What the assessment rewards
The Project is judged on how convincingly it progresses the inquiry, so the marks favour evidenced development over finished-looking pieces. Three qualities lift an IA2. First, clear continuity with IA1: the same focus and inquiry question, now visibly deepened rather than restated or replaced. Second, reasoned decisions that name the evidence, weigh alternatives and justify the choice, turning experimentation into progress. Third, a making and responding loop that is consequential, where analysis of artists feeds specific making decisions and each trial generates an evaluation that steers the next. A Project that shows tried-and-rejected paths, with the reasoning intact, demonstrates more inquiry than one that hides its thinking behind polished outcomes.
Common pitfalls in the Project
Two pitfalls recur. The first is activity without reflection: many experiments, no judgements, so the work looks busy but stalled. The fix is to end every cycle with a reasoned decision tied to the inquiry question. The second is resolving too early: treating IA2 as the finish line and closing the concept down, which leaves nothing for Unit 4 to extend. The Project should develop the first concept while keeping live, unresolved possibilities, so the inquiry carries momentum into phase 3 rather than arriving exhausted.
How IA2 sets up Unit 4
IA2 hands a developed first concept to Unit 4, where innovation pushes the inquiry toward an alternate resolution across the second concept. A strong Project leaves the inquiry with a clear, evidenced direction and unresolved possibilities to exploit, rather than a closed or exhausted idea. The aim is momentum into phase 3, not a premature ending.
Exam-style practice questions
Practice questions written in the style of QCAA exam questions on this dot point, with worked answer explainers. The year tag is the paper they imitate, not the source.
2023 QCAAEvaluate how artists manipulate media and composition to construct a narrative. Justify your viewpoint by comparing two artworks from the stimulus book.Show worked answer →
The external examination is an extended response of 800 to 1000 words on two unseen stimulus artworks, marked against six criteria for 45 marks.
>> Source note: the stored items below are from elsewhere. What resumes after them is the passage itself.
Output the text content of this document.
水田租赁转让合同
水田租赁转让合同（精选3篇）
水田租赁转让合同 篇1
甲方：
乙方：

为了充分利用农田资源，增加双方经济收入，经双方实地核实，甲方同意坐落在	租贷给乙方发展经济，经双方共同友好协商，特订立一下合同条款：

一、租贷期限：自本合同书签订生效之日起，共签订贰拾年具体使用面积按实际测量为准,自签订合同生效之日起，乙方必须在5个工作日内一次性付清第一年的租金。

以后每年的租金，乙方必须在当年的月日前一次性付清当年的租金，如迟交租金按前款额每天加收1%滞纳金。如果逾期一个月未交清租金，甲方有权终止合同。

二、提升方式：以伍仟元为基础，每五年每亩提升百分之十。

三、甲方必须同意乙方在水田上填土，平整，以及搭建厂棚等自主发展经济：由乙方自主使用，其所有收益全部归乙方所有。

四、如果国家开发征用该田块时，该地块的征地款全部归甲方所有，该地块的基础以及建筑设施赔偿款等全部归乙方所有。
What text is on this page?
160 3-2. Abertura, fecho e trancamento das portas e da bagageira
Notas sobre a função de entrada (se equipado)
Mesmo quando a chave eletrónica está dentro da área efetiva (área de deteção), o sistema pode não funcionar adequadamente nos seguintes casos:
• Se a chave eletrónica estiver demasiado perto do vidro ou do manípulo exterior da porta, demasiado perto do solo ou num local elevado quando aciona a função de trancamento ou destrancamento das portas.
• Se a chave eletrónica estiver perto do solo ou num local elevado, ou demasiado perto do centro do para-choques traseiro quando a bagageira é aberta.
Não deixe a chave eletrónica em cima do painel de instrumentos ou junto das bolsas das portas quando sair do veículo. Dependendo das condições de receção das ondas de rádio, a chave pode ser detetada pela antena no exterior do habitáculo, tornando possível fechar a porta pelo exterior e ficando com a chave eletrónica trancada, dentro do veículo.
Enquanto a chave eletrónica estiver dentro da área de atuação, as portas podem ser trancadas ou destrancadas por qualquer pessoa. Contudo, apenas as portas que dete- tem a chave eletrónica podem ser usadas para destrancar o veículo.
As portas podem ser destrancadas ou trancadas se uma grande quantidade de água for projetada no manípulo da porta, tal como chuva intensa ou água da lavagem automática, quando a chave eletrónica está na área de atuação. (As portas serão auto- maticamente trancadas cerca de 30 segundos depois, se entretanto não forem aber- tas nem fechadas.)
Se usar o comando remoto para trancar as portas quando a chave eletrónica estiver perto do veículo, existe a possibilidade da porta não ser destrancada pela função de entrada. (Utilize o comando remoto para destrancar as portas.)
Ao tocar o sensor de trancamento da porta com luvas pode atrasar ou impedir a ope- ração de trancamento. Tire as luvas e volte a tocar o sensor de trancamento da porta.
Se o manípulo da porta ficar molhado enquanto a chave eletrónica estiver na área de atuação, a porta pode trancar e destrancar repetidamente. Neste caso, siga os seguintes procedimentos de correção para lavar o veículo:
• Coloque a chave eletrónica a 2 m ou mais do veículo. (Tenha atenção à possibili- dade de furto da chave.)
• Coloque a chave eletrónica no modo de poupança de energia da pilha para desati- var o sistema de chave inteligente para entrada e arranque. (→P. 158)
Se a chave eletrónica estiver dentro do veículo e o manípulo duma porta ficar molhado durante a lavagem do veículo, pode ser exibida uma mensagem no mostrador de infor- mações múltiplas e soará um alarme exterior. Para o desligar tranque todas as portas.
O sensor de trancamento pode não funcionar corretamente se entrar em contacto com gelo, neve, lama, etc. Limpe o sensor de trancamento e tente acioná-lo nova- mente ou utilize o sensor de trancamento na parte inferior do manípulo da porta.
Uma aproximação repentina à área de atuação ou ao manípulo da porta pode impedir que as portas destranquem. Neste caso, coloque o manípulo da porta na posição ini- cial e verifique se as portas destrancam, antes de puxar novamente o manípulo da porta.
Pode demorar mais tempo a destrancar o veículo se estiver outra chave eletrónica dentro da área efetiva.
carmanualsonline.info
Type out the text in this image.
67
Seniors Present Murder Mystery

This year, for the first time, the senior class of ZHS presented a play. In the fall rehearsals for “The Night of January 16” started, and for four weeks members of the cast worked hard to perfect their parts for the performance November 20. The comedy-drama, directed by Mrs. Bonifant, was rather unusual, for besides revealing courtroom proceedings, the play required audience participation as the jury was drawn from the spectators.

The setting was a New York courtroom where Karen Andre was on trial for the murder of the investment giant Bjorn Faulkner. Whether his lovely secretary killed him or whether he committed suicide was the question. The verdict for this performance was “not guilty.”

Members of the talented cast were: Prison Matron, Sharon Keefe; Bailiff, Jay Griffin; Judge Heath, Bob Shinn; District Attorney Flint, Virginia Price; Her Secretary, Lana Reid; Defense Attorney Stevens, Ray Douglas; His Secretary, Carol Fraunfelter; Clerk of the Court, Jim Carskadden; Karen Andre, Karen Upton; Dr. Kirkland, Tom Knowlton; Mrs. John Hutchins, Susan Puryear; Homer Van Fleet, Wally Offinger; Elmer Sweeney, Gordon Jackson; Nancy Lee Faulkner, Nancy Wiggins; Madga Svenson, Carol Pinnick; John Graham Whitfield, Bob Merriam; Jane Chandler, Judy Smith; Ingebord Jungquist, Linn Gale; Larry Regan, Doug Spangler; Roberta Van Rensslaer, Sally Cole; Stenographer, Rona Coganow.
The reasoned decision-making the Project develops underpins the evaluative judgement the exam rewards.
Evaluating (5 marks) appraises the significance of how the two artists manipulate media and composition to construct narrative. The reflect-and-decide skill that defines IA2, weighing alternatives and justifying a choice, is the same judgement the exam asks for under time.
Analysing and interpreting (7 + 7 = 14) reads each work for literal and non-literal meaning; Implementing decoding skills (6) names elements and principles; Justifying (10) supports a viewpoint with evidence; Realising a response (5) concludes insightfully. Every claim needs a criterion and a reason, exactly the structure of a reasoned decision.
2024 QCAAEvaluate how an audience's prior knowledge of source artworks or referenced imagery, culture or history influences the interpretation of contemporary artworks that use appropriation. Justify your viewpoint by comparing two contemporary artworks from the stimulus book.Show worked answer →
A 45-mark extended response (800 to 1000 words on two unseen works) where interpretation itself is the subject. The Project sharpens the analytical reading the exam tests, because progressing your own concept demands constant interpretation of what your trials mean.
Analysing and interpreting (7 + 7 = 14 marks) dominates: for each appropriating work, give detailed literal and non-literal meaning and show how prior knowledge reframes the reading.
Implementing decoding skills (6) names elements and principles; Evaluating (5) appraises significance; Justifying (10) supports a viewpoint with evidence; Realising a response (5) concludes insightfully. The discipline of anchoring every claim in a visible feature, built through IA2 reflection, prevents the unsupported assertion that caps a band.